Debug Camera Views Console Variables
Console Variable Name | Description |
---|---|
r.Ortho.Debug.ForceAllCamerasToOrtho |
When enabled, force all cameras in the scene to use Orthographic views. |
r.Ortho.Debug.ForceOrthoWidth |
When enabled, adjust the Ortho Width when using the ForceAllCamerasToOrtho option. |
r.Ortho.Debug.ForceUseAutoPlanes |
When enabled, use the automatic near and far clip plane evaluation when using the ForceAllCamerasToOrtho option. |
r.Ortho.Debug.ForceCameraNearPlane |
When enabled, adjust the near clip plane when using the ForceAllCamerasToOrtho option. Ignored if ForceUseAutoPlanes is enabled. |
r.Ortho.Debug.ForceCameraFarPlane |
When enabled, adjust the far clip plane when using the ForceAllCamerasToOrtho option. Ignored if ForceUseAutoPlanes is enabled. |
r.Ortho.EditorDebugClipPlaneScale |
Only affects the editor orthographic debug viewports in Lit modes. Set the scale to proportionally alter the near clip plane based on the current Ortho Width. This changes when geometry clips in the scene as the orthographic zoom is changed. Helpful for visualizing illuminated meshes of varying sizes in the debug plane views. Other light artifacts may appear when this value changes. |
Limitations and Additional Notes
Unreal Engine’s priority has always been perspective view cameras, and as new engine features are added, they might not be optimized for Orthographic cameras, though we will strive for feature parity going forward.
The following console variables can be useful in certain scenarios.

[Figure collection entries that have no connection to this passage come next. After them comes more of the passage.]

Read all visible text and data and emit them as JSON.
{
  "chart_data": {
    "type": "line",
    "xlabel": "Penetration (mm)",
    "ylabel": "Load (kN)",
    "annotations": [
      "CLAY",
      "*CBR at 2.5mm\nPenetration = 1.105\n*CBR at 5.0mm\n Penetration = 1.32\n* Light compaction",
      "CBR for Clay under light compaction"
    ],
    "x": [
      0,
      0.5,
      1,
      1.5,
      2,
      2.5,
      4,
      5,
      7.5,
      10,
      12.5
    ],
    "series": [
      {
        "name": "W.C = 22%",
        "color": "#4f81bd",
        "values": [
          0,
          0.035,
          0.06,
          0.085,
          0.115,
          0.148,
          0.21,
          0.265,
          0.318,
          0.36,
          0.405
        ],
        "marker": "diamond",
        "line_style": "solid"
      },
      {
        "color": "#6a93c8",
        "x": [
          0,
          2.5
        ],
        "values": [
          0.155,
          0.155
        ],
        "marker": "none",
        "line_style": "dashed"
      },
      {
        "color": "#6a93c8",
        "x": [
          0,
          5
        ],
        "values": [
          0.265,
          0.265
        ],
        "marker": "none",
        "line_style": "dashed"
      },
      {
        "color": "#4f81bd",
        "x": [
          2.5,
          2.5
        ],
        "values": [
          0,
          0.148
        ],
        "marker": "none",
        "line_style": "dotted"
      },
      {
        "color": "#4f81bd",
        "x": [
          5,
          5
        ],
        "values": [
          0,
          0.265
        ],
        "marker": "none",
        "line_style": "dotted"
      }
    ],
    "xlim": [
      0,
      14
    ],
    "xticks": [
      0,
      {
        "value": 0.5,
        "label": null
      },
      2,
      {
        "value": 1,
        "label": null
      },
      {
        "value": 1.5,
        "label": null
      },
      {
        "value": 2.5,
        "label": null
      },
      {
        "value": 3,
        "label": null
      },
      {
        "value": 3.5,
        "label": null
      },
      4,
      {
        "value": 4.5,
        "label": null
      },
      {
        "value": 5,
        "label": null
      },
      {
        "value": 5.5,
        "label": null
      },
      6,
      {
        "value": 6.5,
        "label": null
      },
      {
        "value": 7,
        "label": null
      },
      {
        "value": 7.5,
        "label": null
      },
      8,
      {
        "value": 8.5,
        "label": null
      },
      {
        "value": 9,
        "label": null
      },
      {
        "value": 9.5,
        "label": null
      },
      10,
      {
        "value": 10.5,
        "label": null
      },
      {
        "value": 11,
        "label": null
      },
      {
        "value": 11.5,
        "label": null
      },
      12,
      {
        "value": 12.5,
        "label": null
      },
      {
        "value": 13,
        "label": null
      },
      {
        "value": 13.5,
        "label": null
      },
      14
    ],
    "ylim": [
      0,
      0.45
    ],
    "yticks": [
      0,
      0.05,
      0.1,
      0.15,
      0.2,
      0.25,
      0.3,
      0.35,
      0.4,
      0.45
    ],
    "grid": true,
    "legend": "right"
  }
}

Console Variable Name | Description |
---|---|
r.Ortho.DepthThicknessScale |
Adjust the depth thickness scale of the scene. Orthographic scene depth typically scales proportionally lower than perspective, on a scale of 1/100. For instance, Lumen depth difference testing works better at this scale. In some cases, like if very small surface-to-surface depth differences are being used, you might need to use this value to adjust the scale of depth thickness testing values simultaneously across various screen trace passes. |
r.Ortho.CalculatingDepthThicknessScale |
Whether to automatically derive the depth thickness test scale from the near / far plane difference. This is enabled by default. However, when disabled (0), the scaling specified for r.Ortho.DepthThicknessScale is used. |
r.Ortho.FogHeightAdjustment |
When enabled, the orthographic camera height is used to determine the fog cutoff height. |
r.Ortho.UsePreviousMotionVelocityFlattenPass |
Sets whether the orthographic camera motion blur pass should use the previous falttened textures (such as those from temporal super resolution). Note that this can cause shimmering on planes in the distance when disabled. |
Volumetric Clouds with Orthographic Camera
Volumetrics can present problems with orthographic camera views, especially with volumetric clouds. This is mostly caused by the way the scene scales when using an orthographic view. For example, if you were to look at volumetric clouds in an orthographic view, you don't get the perspective part of the cloud, and instead get something like a 10 meter by 10 meter window.